I spent seven years competing in the New Jersey birdathon in the early nineties, and I can remember when Bill Evans produced a cassette called Nocturnal flight-calls of migrating thrushes (Evans 1990). Imagine being able to identify Wood Thrush Hylocichla mustelina, Hermit Thrush Catharus guttatus, Veery C fuscescens, Swainson’s Thrush C ustulatus or Grey-cheeked Thrush C minimus flying over at night. Copies of the tape were like gold dust. Not only would that be perfect for race day, as spring thrushes were very rare on the east coast of the US, but imagine picking one up on the Scillies. That tape has now led to a new hobby in Europe with folk all over listening and analysing recordings made overnight, although not as Bill did with a huge dish and a VCR. Nick Hopper who co-wrote Catching the bug and Paul are very keen noc-mig specialists, learning from Magnus who has taken the whole thing to a fully-fledged study. Why do I mention it here? Well, Paul set up a dish and recorder on my office roof in Poole and discovered that Ortolan Buntings Emberiza hortulana were migrating overhead at two in the morning! I still don’t have Ortolan on my harbour list four years later.

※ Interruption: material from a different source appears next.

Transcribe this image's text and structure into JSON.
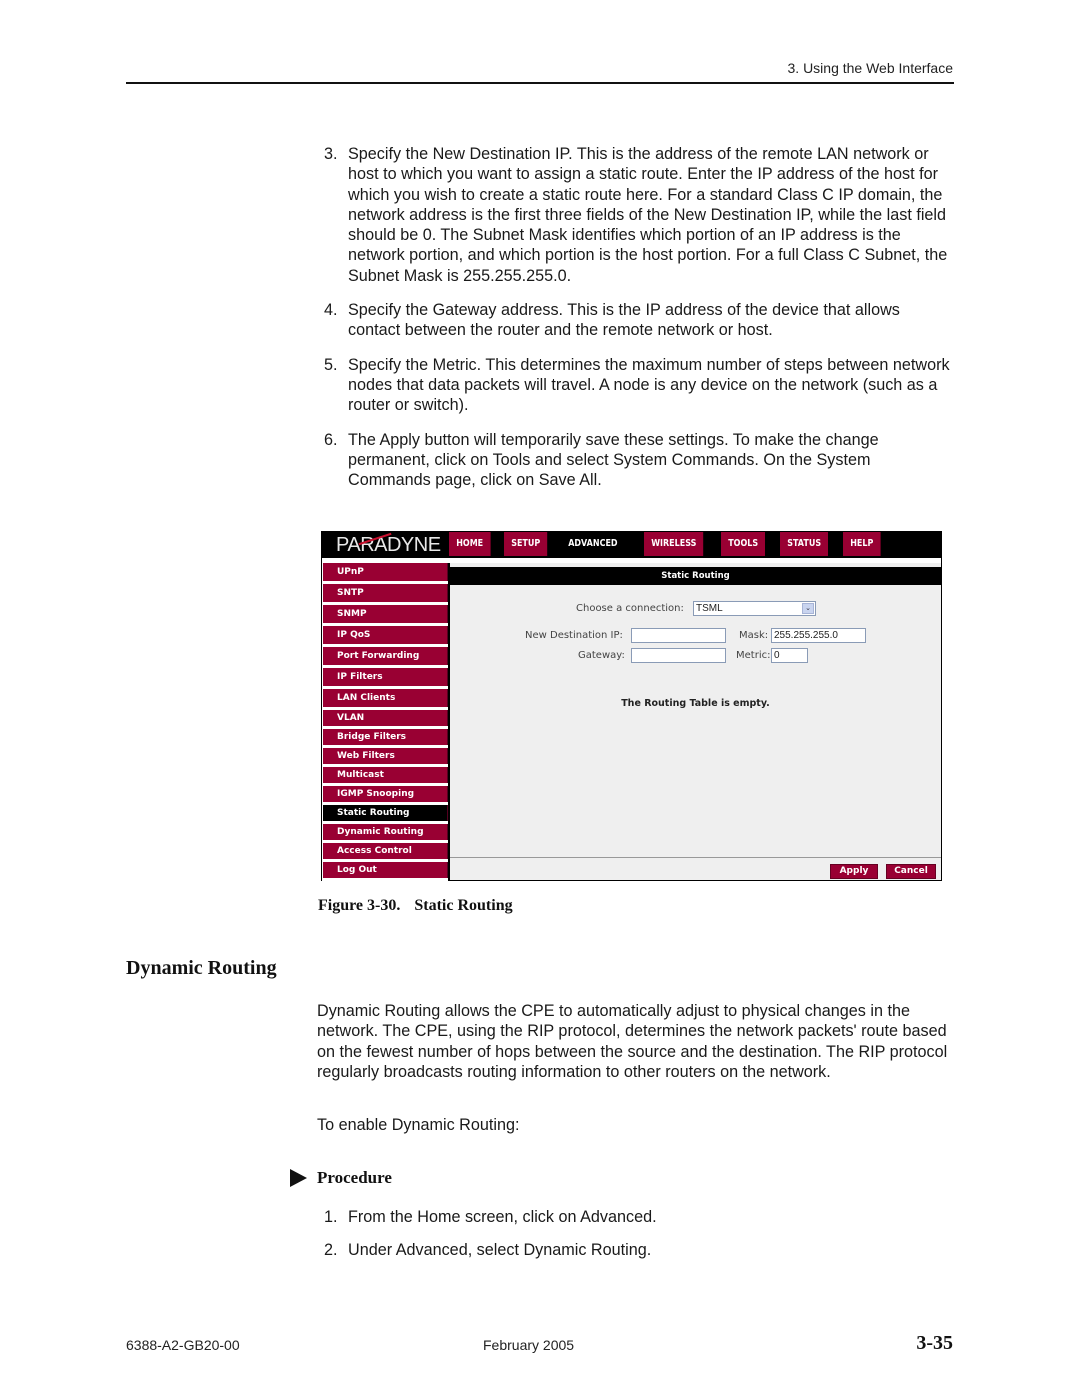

Did I mention that when it was agreed that the Osprey project needed to be re-located, Mo and I bought 150 acres as a private release site for the young fledglings? Paul loved that, and he night-recorded there whenever he had the opportunity. He recorded Common Nightingales Luscinia megarhynchos, which we thought had died out in the harbour, as well as night-flying Eurasian Coot Fulica atra and Little Grebe Tachybaptus ruficollis, and even a Common Quail Coturnix coturnix, another bird that I haven’t experienced in the harbour. I was quite envious this year when he managed to record Redwings Turdus iliacus departing in the spring. I can remember a similar experience with departing Veeries in New Jersey.
I have always thought that I wasn’t zen enough in life, striving and overachieving all the time. I shouldn’t worry really, but this year I was down to run 40 boats with Paul, and he hadn’t asked me whether any of the dates were convenient. I wrote to him about it, explaining that I am a busy man and might not be free. He explained that he never asked me about the dates as it would be too complicated and anyway, I always turned up.
Hmmm, I’m a bit more zen after all…. Then it dawned on me like a lightening strike… the apprentice had become the master.
Literature:
Longmore, N, Davies, N B, Hatchwell, B J & Hartley, I R 1996. Female song attracts males in the alpine accentor Prunella collaris. Proceedings of the Royal Society of London B 263: 141-146.